Inmigración, xenofobia, racismo

Ilustración: Jordi Marquina, Ivanper

Gurb

Editorial

30 de mayo de 2014. Cientos de inmigrantes siguen llegando a España cada día, de forma clandestina, en un flujo incesante, imparable, arrollador. Llegan por tierra, saltando la valla de Melilla; por mar en pateras, tras caer en manos de las mafias sin escrúpulos; por aire, sorteando los férreos controles de inmigración de los aeropuertos. Nadie les puede parar. Muchos se han jurado a sí mismos que llegarán a Europa o morirán en el intento, lo cual da una idea clara de las duras condiciones de vida que dejan atrás, en sus países de origen. La mayoría busca en España una especie de El Dorado que nunca existió y nada más poner pie en nuestro país caen en el drama de la explotación laboral, la falta de documentación o de vivienda, el desempleo, la marginación en guetos y la pobreza. Ante esta avalancha humana, Europa, la vieja y decadente Europa, reacciona levantando muros de insolidaridad, aumentando la vigilancia policial en las fronteras y anunciando nuevas políticas de expulsión masiva o de restricción de derechos, como propone Marine Le Pen, la líder del partido francés Frente Nacional, avanzadilla del ultranacionalismo xenófobo europeo.
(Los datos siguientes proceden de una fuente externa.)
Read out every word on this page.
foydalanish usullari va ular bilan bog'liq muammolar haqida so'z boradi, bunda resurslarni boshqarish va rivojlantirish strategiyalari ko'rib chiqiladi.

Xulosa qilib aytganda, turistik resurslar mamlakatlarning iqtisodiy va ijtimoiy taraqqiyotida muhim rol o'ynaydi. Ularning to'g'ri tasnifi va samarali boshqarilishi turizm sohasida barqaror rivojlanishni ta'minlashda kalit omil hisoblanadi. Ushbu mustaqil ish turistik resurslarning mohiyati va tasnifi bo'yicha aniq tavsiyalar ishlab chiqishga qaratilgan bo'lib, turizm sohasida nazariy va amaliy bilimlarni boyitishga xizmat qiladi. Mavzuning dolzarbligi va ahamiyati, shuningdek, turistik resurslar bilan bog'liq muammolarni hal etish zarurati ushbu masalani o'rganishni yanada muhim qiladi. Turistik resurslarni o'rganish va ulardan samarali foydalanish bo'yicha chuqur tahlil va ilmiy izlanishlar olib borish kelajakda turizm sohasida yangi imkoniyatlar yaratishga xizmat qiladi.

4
Francia se deja seducir por el racismo y el gobierno alemán, por ejemplo, ya ha avisado de que limitará el acceso de los inmigrantes a las prestaciones sociales y que restringirá los permisos de residencia en el país con el objetivo de evitar el fraude, ante el temor de que aumente de forma importante la llegada de ciudadanos rumanos y búlgaros. Un fantasma viejo, el fantasma del racismo que llevó al desastre a la Alemania nazi y con ella a todo el continente, parece haber resucitado.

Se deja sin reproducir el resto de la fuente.